Models: Llama 3.3 70B for extraction and reasoning. OpenAI text-embedding-3-large for embeddings. Llama 3.1 8B for calibration. Total cost for the full dataset: £2.
Infrastructure: All local. No proprietary platforms. The only external calls are to OpenRouter for LLM inference.
The full implementation is available at the pipeline walkthrough, with actual code and outputs for each stage.
Results
We ran the pipeline on eight cross-source authors. Three correct identifications at high confidence, two incorrect identifications where the pipeline was confidently wrong, and three correct abstentions where the system recognised it did not have enough signal.

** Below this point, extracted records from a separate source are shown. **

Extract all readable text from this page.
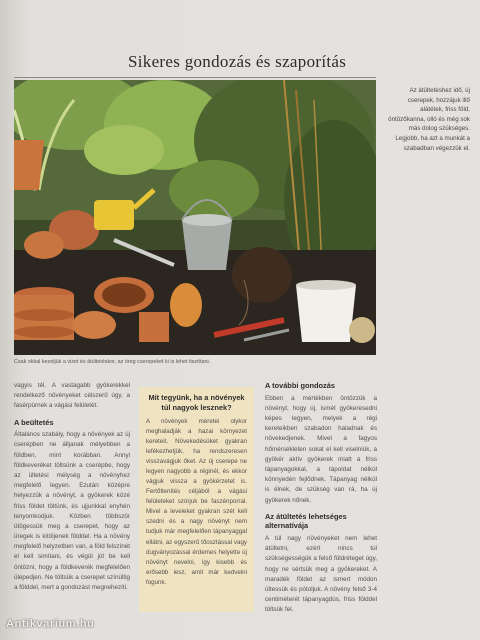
Sikeres gondozás és szaporítás
Csak okkal kezeljük a vizet és átültetéskor, az öreg cserepeket ki is lehet tisztítani.
Az átültetéshez idő, új cserepek, hozzájuk illő alátétek, friss föld, öntözőkanna, olló és még sok más dolog szükséges. Legjobb, ha azt a munkát a szabadban végezzük el.

vagyis tél. A vastagabb gyökerekkel rendelkező növényeket célszerű úgy, a fasérpürnek a vágási felületét.

A beültetés

Általános szabály, hogy a növények az új cserépben ne álljanak mélyebben a földben, mint korábban. Annyi földkeveréket töltsünk a cserépbe, hogy az ültetési mélység a növényhez megfelelő legyen. Ezután középre helyezzük a növényt, a gyökerek közé friss földet töltünk, és ujjunkkal enyhén lenyomkodjuk. Közben többször ütögessük meg a cserepet, hogy az üregek is kitöljenek földdel. Ha a növény megfelelő helyzetben van, a föld felszínét el kell simítani, és végül jól be kell öntözni, hogy a földkeverék megfelelően ülepedjen. Ne töltsük a cserepet színültig a földdel, mert a gondozást megnehezíti.

Mit tegyünk, ha a növények túl nagyok lesznek?

A növények méretei olykor meghaladják a hazai környezet kereteit. Növekedésüket gyakran lefékezhetjük, ha rendszeresen visszavágjuk őket. Az új cserepe ne legyen nagyobb a réginél, és ekkor vágjuk vissza a gyökérzetet is. Fertőtlenítés céljából a vágási felületeket szórjuk be faszénporral. Mivel a leveleket gyakran szét kell szedni és a nagy növényt nem tudjuk már megfelelően tápanyaggal ellátni, az egyszerű tőosztással vagy dugványozással érdemes helyette új növényt nevelni, így kisebb és erősebb lesz, amit már kedvelni fogunk.

A további gondozás

Ebben a mértékben öntözzük a növényt, hogy új, ismét gyökeresedni képes legyen, melyek a régi kereteikben szabadon haladnak és növekedjenek. Mivel a fagyos hőmérsékleten sokat el kell viselniük, a gyökér aktív gyökerek miatt a friss tápanyagokkal, a tápoldat nélkül könnyedén fejlődnek. Tápanyag nélkül is élnek, de szükség van rá, ha új gyökerek nőnek.

Az átültetés lehetséges alternatívája

A túl nagy növényeket nem lehet átültetni, ezért nincs túl szükségességük a felső földréteget úgy, hogy ne sértsük meg a gyökereket. A maradék földet az ismert módon ültessük és pótoljuk. A növény felső 3-4 centiméterét tápanyagdús, friss földdel töltsük fel.

Antikvarium.hu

Click below to step through the full ESRC pipeline for each case.
What the results tell us
The pipeline works when someone's writing contains distinctive combinations of facts. Traits like familiar_with_airwars_organisation or educated_on_18th_century_naval_history are unusual enough that their co-occurrence points to one person. It fails when the traits are too generic: critical_of_russian_aggression applies to most of this dataset, and in both incorrect cases the correct author did not appear in the top candidates at all.
We ran this against a small corpus of 470 authors. The original paper ran against 89,000 and still achieved 55 to 68% recall at 90% precision. Recall decreases roughly linearly with the size of the candidate pool, but the method does not collapse. Extrapolating to one million candidates, the authors estimate roughly 35% recall at 90% precision. This is an attack that works at internet scale: a large fraction of matches will be wrong or abstained, but the ones it returns confident answers for will overwhelmingly be correct.
Why this matters
Stripping names from documents is not enough. Removing names and job titles from government documents is standard practice. But this pipeline does not need names. Given enough microdata (the programmes referenced, the reviews cited, the policy positions taken) it can link a redacted document back to its author from the content alone. Every FOI response, every redacted briefing that discusses a specific programme or takes a distinctive position, is potentially identifiable.
Low-profile does not mean unidentifiable. NCSC blog authors are named on the page but are not public figures. They are civil servants in a sensitive agency. A £2 pipeline can build structured profiles from their writing and cross-reference them against other sources. The same applies to any organisation where people write under their own name but assume no one is joining the dots. If you publish, you are profileable.
Online personas are matchable. Anyone who maintains a professional identity and a separate online presence is exposed to this. Blogs, forum activity, social media, operationally managed accounts. The pipeline does not care about usernames or metadata. It matches on what someone knows and when they know it: the specific topics, the timing of expertise, the institutional context that leaks through in every post. An account that consistently demonstrates knowledge of a particular region, programme, or operational area is a structured profile waiting to be matched.
Reproducing this
The full pipeline is open source and runs on open-weight models. No bespoke NLP, no training data, no six-month procurement cycle. An OpenRouter API key and this codebase are all you need. The extraction stage alone turns unstructured text into structured, queryable profiles for roughly £1 per 470 authors.
Total cost to reproduce everything shown here: roughly £2.